Detto questo, tra i due ci sono comunque tanti punti in comune, dalle critiche all’Unione Europea alla lotta all’immigrazione fino alla battaglia contro il renzismo. Meloni e Salvini sono comunque costretti a stare insieme. Da una parte per fare fronte comune nei confronti dello strapotere berlusconiano e dell’ingordigia di posti delle sue truppe; dall’altro per porre un argine all’avanzata dei piccoli partiti di destra estrema come Casa Pound e Forza Nuova. Quanto riuscirà a raggranellare il movimento di Luca Iannone e Simone Di Stefano sarà un dato interessante, per poi capire quei voti da dove vengono, se arrivano dall’astensione o se verranno rosicchiati all’elettorato di Lega e Fdi.

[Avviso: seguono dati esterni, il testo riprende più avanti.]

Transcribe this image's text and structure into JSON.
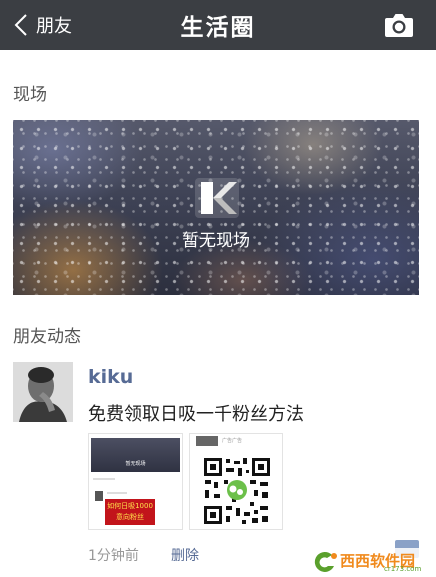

Meloni in questa tornata elettorale è però stata abile ad arginare suoi ex campari di partito che le remavano contro: Alemanno e Storace, infatti, hanno fondato un movimento sovranista che nel centrosud strizzava l’occhio alla Lega, giocando di sponda con il partito di Salvini. L’uscita di scena di Alemanno ha però lasciato Storace da solo, quindi il loro progetto può dirsi fallito. Insomma, Meloni alla sua destra dovrà temere solo Forza Nuova e Casa Pound, non pezzi di ex An di ritorno.

Per Salvini, invece, la situazione è più complicata e il nemico ha un nome e un cognome: Roberto Maroni. L’ex governatore ha dichiarato guerra al segretario e si muove come se fosse già con due piedi fuori dal partito padano. Cosa che sarebbe assai gradita al giovane segretario, che così si toglierebbe un bubbone, ma che non avverrà. I boatos leghisti, infatti, raccontano che Maroni, subito dopo le elezioni, tornerà a dare battaglia nel partito lavorando alla costruzione di una corrente alternativa dal leader con lo slogan di Prima il Nord, raggruppando quei leghisti che considerano la svolta nazionale un tradimento. Lo stesso Umberto Bossi la pensa così. Al momento Maroni può contrare su truppe risicate, ma lo spartiacque sarà proprio il voto: se la Lega non dovesse andare oltre il 12%, nella pancia del partito verrebbe considerato un fallimento e le flebili voci critiche saranno destinate a rafforzarsi e a farsi sentire, guidate proprio dall’ex governatore lombardo. Maroni uomo di partito non è mai stato e questo per lui sarà un banco di prova importante. A meno che – e questa è un’altra cattiveria che circola in Lega – Salvini non decida “istituzionalizzare il dissenso” concedendo a Maroni un ruolo di primo piano nel futuro esecutivo di centrodestra. Ipotesi tutt’altro che peregrina, si sussurra dalle parti di Via Bellerio.